Professor Dr Elena Esposito sitting at a table and looking at her laptop.
Professor Dr Elena Esposito is studying the effects of algorithmic predictions on society.

Three aspects: individualization, generalization, and bias

‘Algorithmic predictions are becoming increasingly important in both research and practice. Nonetheless, we still do not know enough about the social dimension of this trend,’ says Esposito. She is working on three different aspects of algorithmic predictions: individualization, generalization, and bias.

She is using the case of the personalized insurance sector to study individualization: will personalized insurances disadvantage certain groups of individuals—for example, if those exposed to greater risks suddenly have to pay more? Who can still have any interest in selling or buying an insurance policy if they already know what their future damage will be?

‘Generalization is particularly important in precision medicine, because the development of algorithms is based on training data. Can these algorithms be applied to cases in which other data may play a role—data that had previously not been considered?’ asks Esposito. Finally, she is using the example of predictive policing to study the aspect of bias: if existing data are biased because, for example, members of certain ethnic groups are arrested more frequently, will the algorithm then strengthen this bias?

In all three areas of research, Eposito is also focusing on the interplay between the traditional probabilistic methods used to predict the future and the new algorithmic forms of forecast—because both methods are still being applied today.

Applying Luhmann’s systems theory

‘Proceeding from the single areas of research, I am also studying the effects on the overall system of society, and I am doing this referring to Luhmann’s systems theory,’ says Esposito. She is one of the leading representatives of sociological systems theory. Bielefeld sociology professor Niklas Luhmann supervised her doctorate in 1990. Since 2016, Esposito has been a professor of sociology at Bielefeld University, and with her interdisciplinary networking, she has also been working in parallel at the Università di Modena e Reggio Emilia in Italy.
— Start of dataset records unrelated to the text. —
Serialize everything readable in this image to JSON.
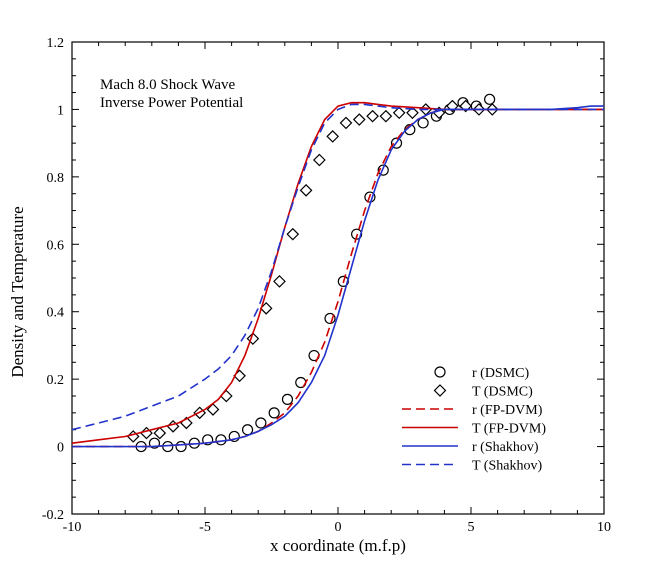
{
  "chart_data": {
    "type": "line",
    "xlabel": "x coordinate (m.f.p)",
    "ylabel": "Density and Temperature",
    "xlim": [
      -10,
      10
    ],
    "ylim": [
      -0.2,
      1.2
    ],
    "x_ticks": [
      -10,
      -5,
      0,
      5,
      10
    ],
    "x_tick_labels": [
      "-10",
      "-5",
      "0",
      "5",
      "10"
    ],
    "y_ticks": [
      -0.2,
      0,
      0.2,
      0.4,
      0.6,
      0.8,
      1,
      1.2
    ],
    "y_tick_labels": [
      "-0.2",
      "0",
      "0.2",
      "0.4",
      "0.6",
      "0.8",
      "1",
      "1.2"
    ],
    "annotation_lines": [
      "Mach 8.0 Shock Wave",
      "Inverse Power Potential"
    ],
    "legend_position": "lower-right",
    "series": [
      {
        "name": "r (DSMC)",
        "kind": "marker",
        "marker": "circle",
        "color": "#000000",
        "x": [
          -7.4,
          -6.9,
          -6.4,
          -5.9,
          -5.4,
          -4.9,
          -4.4,
          -3.9,
          -3.4,
          -2.9,
          -2.4,
          -1.9,
          -1.4,
          -0.9,
          -0.3,
          0.2,
          0.7,
          1.2,
          1.7,
          2.2,
          2.7,
          3.2,
          3.7,
          4.2,
          4.7,
          5.2,
          5.7
        ],
        "y": [
          0.0,
          0.01,
          0.0,
          0.0,
          0.01,
          0.02,
          0.02,
          0.03,
          0.05,
          0.07,
          0.1,
          0.14,
          0.19,
          0.27,
          0.38,
          0.49,
          0.63,
          0.74,
          0.82,
          0.9,
          0.94,
          0.96,
          0.98,
          1.0,
          1.02,
          1.01,
          1.03
        ]
      },
      {
        "name": "T (DSMC)",
        "kind": "marker",
        "marker": "diamond",
        "color": "#000000",
        "x": [
          -7.7,
          -7.2,
          -6.7,
          -6.2,
          -5.7,
          -5.2,
          -4.7,
          -4.2,
          -3.7,
          -3.2,
          -2.7,
          -2.2,
          -1.7,
          -1.2,
          -0.7,
          -0.2,
          0.3,
          0.8,
          1.3,
          1.8,
          2.3,
          2.8,
          3.3,
          3.8,
          4.3,
          4.8,
          5.3,
          5.8
        ],
        "y": [
          0.03,
          0.04,
          0.04,
          0.06,
          0.07,
          0.1,
          0.11,
          0.15,
          0.21,
          0.32,
          0.41,
          0.49,
          0.63,
          0.76,
          0.85,
          0.92,
          0.96,
          0.97,
          0.98,
          0.98,
          0.99,
          0.99,
          1.0,
          0.99,
          1.01,
          1.01,
          1.0,
          1.0
        ]
      },
      {
        "name": "r (FP-DVM)",
        "kind": "line",
        "dash": "dashed",
        "color": "#cc0000",
        "x": [
          -10,
          -9,
          -8,
          -7,
          -6,
          -5,
          -4,
          -3.5,
          -3,
          -2.5,
          -2,
          -1.5,
          -1,
          -0.5,
          0,
          0.5,
          1,
          1.5,
          2,
          2.5,
          3,
          3.5,
          4,
          5,
          6,
          7,
          8,
          9,
          10
        ],
        "y": [
          0.0,
          0.0,
          0.0,
          0.0,
          0.005,
          0.01,
          0.02,
          0.03,
          0.045,
          0.07,
          0.1,
          0.15,
          0.22,
          0.31,
          0.43,
          0.57,
          0.7,
          0.81,
          0.89,
          0.94,
          0.97,
          0.99,
          1.0,
          1.0,
          1.0,
          1.0,
          1.0,
          1.0,
          1.0
        ]
      },
      {
        "name": "T (FP-DVM)",
        "kind": "line",
        "dash": "solid",
        "color": "#cc0000",
        "x": [
          -10,
          -9,
          -8,
          -7,
          -6,
          -5,
          -4.5,
          -4,
          -3.5,
          -3,
          -2.5,
          -2,
          -1.5,
          -1,
          -0.5,
          0,
          0.5,
          1,
          1.5,
          2,
          3,
          4,
          5,
          6,
          7,
          8,
          9,
          10
        ],
        "y": [
          0.01,
          0.02,
          0.03,
          0.05,
          0.07,
          0.11,
          0.14,
          0.19,
          0.27,
          0.38,
          0.51,
          0.65,
          0.78,
          0.89,
          0.97,
          1.01,
          1.02,
          1.02,
          1.015,
          1.01,
          1.005,
          1.0,
          1.0,
          1.0,
          1.0,
          1.0,
          1.0,
          1.0
        ]
      },
      {
        "name": "r (Shakhov)",
        "kind": "line",
        "dash": "solid",
        "color": "#2233cc",
        "x": [
          -10,
          -9,
          -8,
          -7,
          -6,
          -5,
          -4,
          -3.5,
          -3,
          -2.5,
          -2,
          -1.5,
          -1,
          -0.5,
          0,
          0.5,
          1,
          1.5,
          2,
          2.5,
          3,
          3.5,
          4,
          5,
          6,
          7,
          8,
          9,
          9.5,
          10
        ],
        "y": [
          0.0,
          0.0,
          0.0,
          0.0,
          0.005,
          0.01,
          0.02,
          0.03,
          0.045,
          0.065,
          0.09,
          0.13,
          0.19,
          0.27,
          0.39,
          0.53,
          0.67,
          0.79,
          0.88,
          0.935,
          0.97,
          0.99,
          1.0,
          1.0,
          1.0,
          1.0,
          1.0,
          1.005,
          1.01,
          1.01
        ]
      },
      {
        "name": "T (Shakhov)",
        "kind": "line",
        "dash": "dashed",
        "color": "#2233cc",
        "x": [
          -10,
          -9,
          -8,
          -7,
          -6,
          -5,
          -4.5,
          -4,
          -3.5,
          -3,
          -2.5,
          -2,
          -1.5,
          -1,
          -0.5,
          0,
          0.5,
          1,
          1.5,
          2,
          3,
          4,
          5,
          6,
          7,
          8,
          9,
          10
        ],
        "y": [
          0.05,
          0.07,
          0.09,
          0.12,
          0.15,
          0.2,
          0.23,
          0.27,
          0.33,
          0.41,
          0.52,
          0.65,
          0.77,
          0.88,
          0.96,
          1.0,
          1.015,
          1.015,
          1.01,
          1.005,
          1.0,
          1.0,
          1.0,
          1.0,
          1.0,
          1.0,
          1.0,
          1.0
        ]
      }
    ]
  }
}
For her research project ‘Predict’, Esposito is receiving an ERC Advanced Grant from the European Research Council (ERC). This grant is awarded to outstanding researchers who are established, leading principal investigators in their field of research. It is worth 2.1 million euro over a period of five years. Officially, the project will be starting at the beginning of 2020. However, the first studies are already up and running — particularly those on precision medicine and personalized insurance.

This article is a publication from ‘BI.research‘, the research magazine of Bielefeld University. The current issue of the magazine was published in November 2019.